58 The Court unanimously rejected the construction advanced by the appellant in that case that the exception in s 130(2) will only apply if the relevant compensation law expressly provides or confers an entitlement to take or accrue annual leave.
59 The Court, having carefully considered the history relevant to the introduction of s 130 of the FW Act, held that the purpose of s 130(2) is to entitle employees who are absent from work and in receipt of compensation payments to the dual receipt of both annual leave entitlements and compensation payments, if such dual receipt is 'sanctioned, condoned or countenanced' by the relevant compensation law: at [64] (Bromberg and Katzmann JJ). In separate reasons, Jessup J held that 'permitted' in s 130(2) 'should be construed in the sense of not prevented, prohibited or restrained': at [16].
60 The Court unanimously held that s 49 of the NSW WC Act was a compensation law which permitted the accrual of annual leave during a compensation period and so engaged the exception in s 130(2) of the FW Act. Section 49 countenanced the simultaneous receipt of compensation payments and the accrual of annual leave: at [65] (Bromberg and Katzmann JJ). Jessup J held that s 49 did not operate to disqualify the NSW WC Act as a compensation law which engaged the operation of s 130(2) of the FW Act, because s 49 did not prevent, prohibit or restrain the simultaneous receipt of compensation payments and the accrual of annual leave: at [16]-[19].
61 The result in Anglican Care was that the Court dismissed the appeal and upheld the decision of the primary judge (NSW Nurses and Midwives' Association v Anglican Care [2014] FCCA 2580) which required an employer to pay its former employee untaken accrued annual leave pursuant to s 90(2) of the FW Act in respect to a period during which the employee was injured and absent and being paid workers' compensation.
62 Having regard to the careful reasoning of the Full Court, the fact that the issue was considered at appellate level and the similarity between the terms of s 49 of the NSW WC Act and s 80(1) of the WCIM Act, I would follow and apply Anglican Care. Accordingly, I am satisfied that the WCIM Act 'sanctioned, condoned or countenanced' and so permitted the dual receipt of compensation and annual leave benefits to Mr Touhey. The accrual of annual leave under the FW Act is a 'benefit for annual leave' under an Act of the Commonwealth within the meaning of s 80(1) of the WCIM Act.

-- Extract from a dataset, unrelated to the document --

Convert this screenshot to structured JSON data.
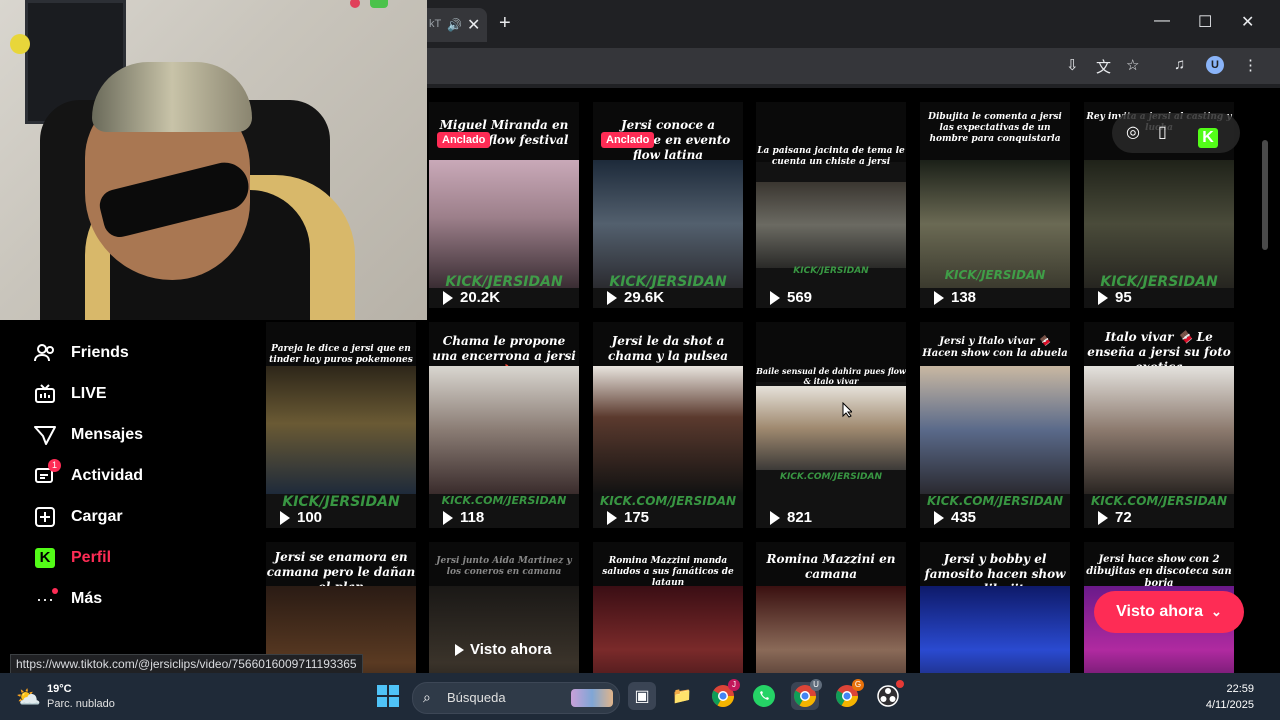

The concept of a 'benefit' is broad and its ordinary meaning extends to 'anything that is for the good of a person': Trewin v Comcare (1998) 84 FCR 171. It was common ground in Anglican Care that the accrual of annual leave was a benefit within the meaning of s 49 of the NSW WC Act: at [38].
63 It follows that I am satisfied that Mr Touhey was entitled to accrue annual leave when he was absent from work and receiving workers' compensation payments in the period from 15 January 2019 to 20 January 2020.
64 I am therefore satisfied that Salini failed to pay to Mr Touhey upon the end of his employment the amounts for untaken annual leave he was entitled to accrue in the period from 15 January 2019 to 20 January 2020, and that Salini thereby contravened s 90(2) and so s 44(1) of the FW Act. I am satisfied on the evidence that the number of relevant hours of untaken annual leave accrued was 154.5 hours, and that payment was to be calculated on the basis of the ordinary hourly rate payable to Mr Touhey together with the 17.5% leave loading provided for under the Company Enterprise Agreement 2016-2020.
65 I am also satisfied that it is appropriate to make the declarations sought. Salini expressly stated that it made payment to Mr Touhey 'without admission of liability', and so they serve to inform Salini of its obligations in that regard. Further, the declarations serve the purpose of defining the basis upon which the penalty proceedings are to proceed.
66 There will be declarations accordingly.
I certify that the preceding sixty-six (66) numbered paragraphs are a true copy of the Reasons for Judgment of the Honourable Justice Banks-Smith.